Vivimos en un país con permanente riesgo sísmico que ya ha sufrido varios terremotos y ello nos obliga a repasar lo ocurrido ahora en Venezuela, donde varios edificios se desplomaron causando no solo pérdidas materiales, sino de vidas humanas. Según expertos citados por CNN en español, entre ellos Mathew Blackett, profesor de Riesgos Naturales de la Universidad de Coventry en el Reino Unido, la importancia de mantener estrictas normas de construcción es fundamental y cita el caso de San Francisco, en California, donde tras un evento sísmico se generaron nuevas y más exigentes normas de construcción que han generado gran seguridad.
En el tema de Venezuela se señala, además, que el país es uno de los más destacados entre los índices mundiales de corrupción y los expertos no descartan que ese factor haya influido en los descuidos causantes de estos eventos. En el caso de nuestro país tenemos años de un crecimiento constante y masivo de la construcción de edificios, no solo en el municipio de Guatemala sino en muchos lugares de la nación y la lección del terremoto de Venezuela nos debe obligar a asegurar que nuestro modelo de construcción se aplique de manera adecuada para asegurar que ningún tipo de error pueda terminar costando muchas vidas.
Qué decir de las construcciones en laderas y lugares peligrosos que se dan a lo largo y ancho del país, pero viendo la realidad de lo que pasa en otras latitudes del mundo, es vital hacer el mejor esfuerzo para lograr preservar vidas humanas. Venezuela ya llegó a más de 500 fallecidos y la cifra, lastimosamente, seguirá subiendo.
Tanto los estudios de las normas de construcción, como los que deben existir sobre la condición del subsuelo, especialmente en lugares donde el manto freático ha tenido impacto por la operación de numerosos pozos para extraer agua, son absolutamente necesarios para ir confirmando ese nivel de confianza en las grandes edificaciones que se multiplican día a día.

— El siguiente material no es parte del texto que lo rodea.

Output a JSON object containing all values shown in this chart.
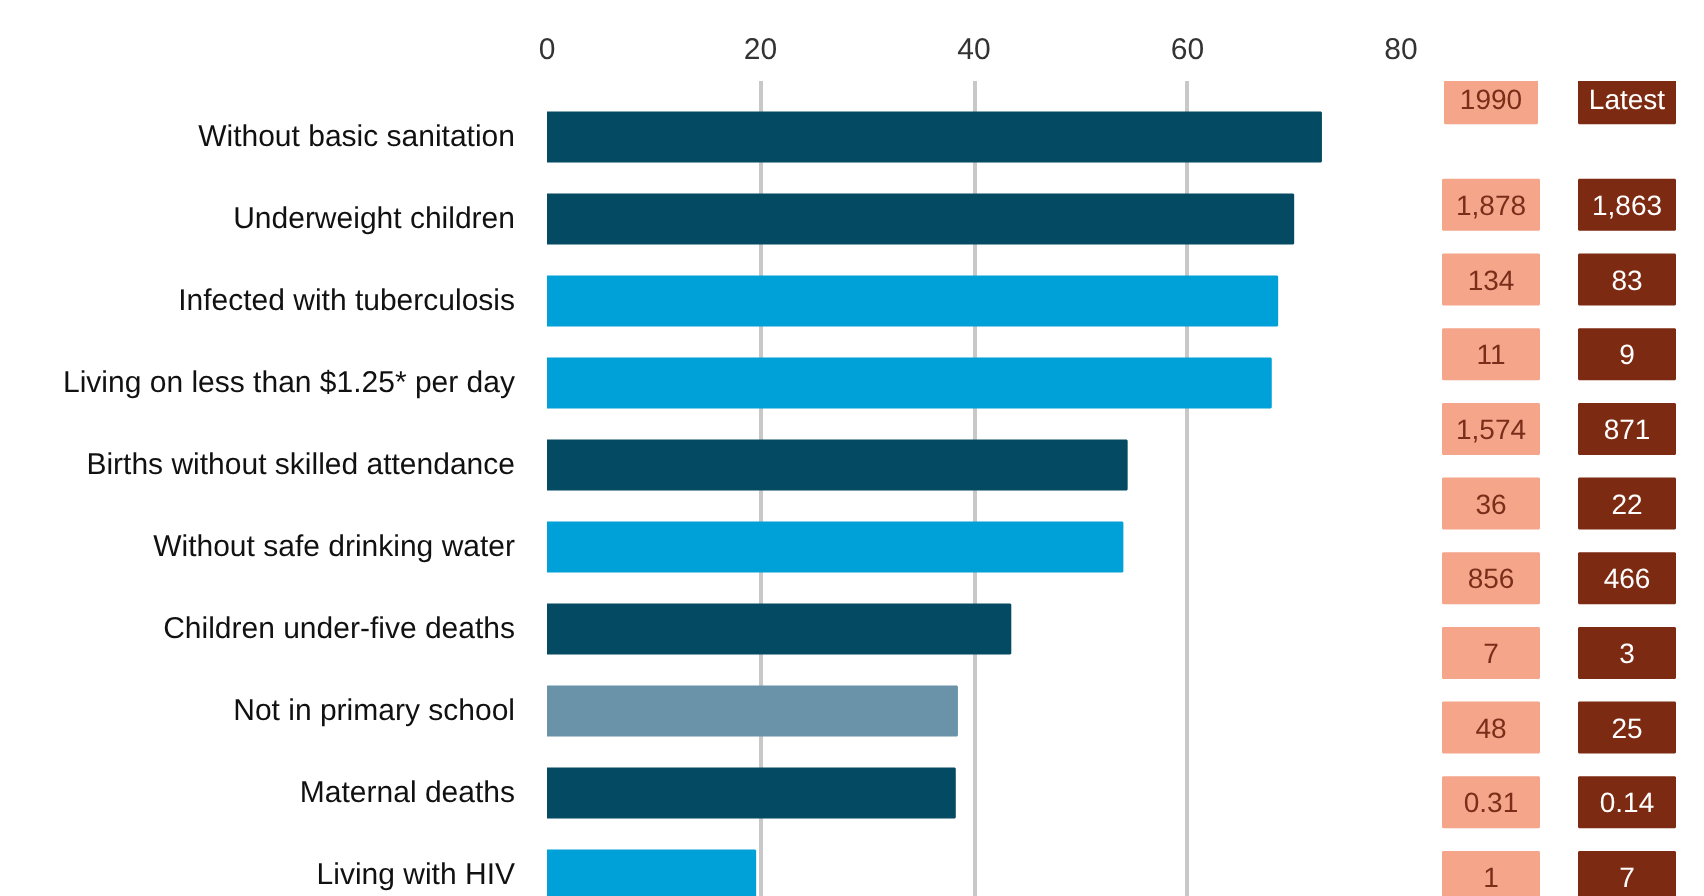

Tanto la ingeniería estructural, como el estudio geológico son condiciones esenciales para garantizar la vida y por lo tanto en todo el país se tiene que evaluar con seriedad y profesionalismo lo que hay, lo que se ha construido y si hace falta mejorar en algo las condiciones actuales.
No pretendemos ser alarmistas ni causar preocupaciones infundadas, pero lo que pasó en Venezuela nos debe ayudar para adoptar medidas que eviten que ese nivel de desastre pueda repetirse en algunos sitios del territorio nacional. No podemos pasar por alto el tema de la preocupación que causa a los expertos el clima de corrupción que se ha sufrido en Venezuela durante muchos años y que podría facilitar construcciones que no cumplen requisitos.
Es mil veces preferible prevenir que lamentar y con esa mentalidad tenemos que encarar la realidad sísmica de nuestro país en donde se han sufrido varios terremotos, dos de ellos en el siglo pasado que hicieron estragos y cobraron muchas vidas.
Nuestros pensamientos, pesar y oraciones con el pueblo venezolano en estos duros y tristes momentos.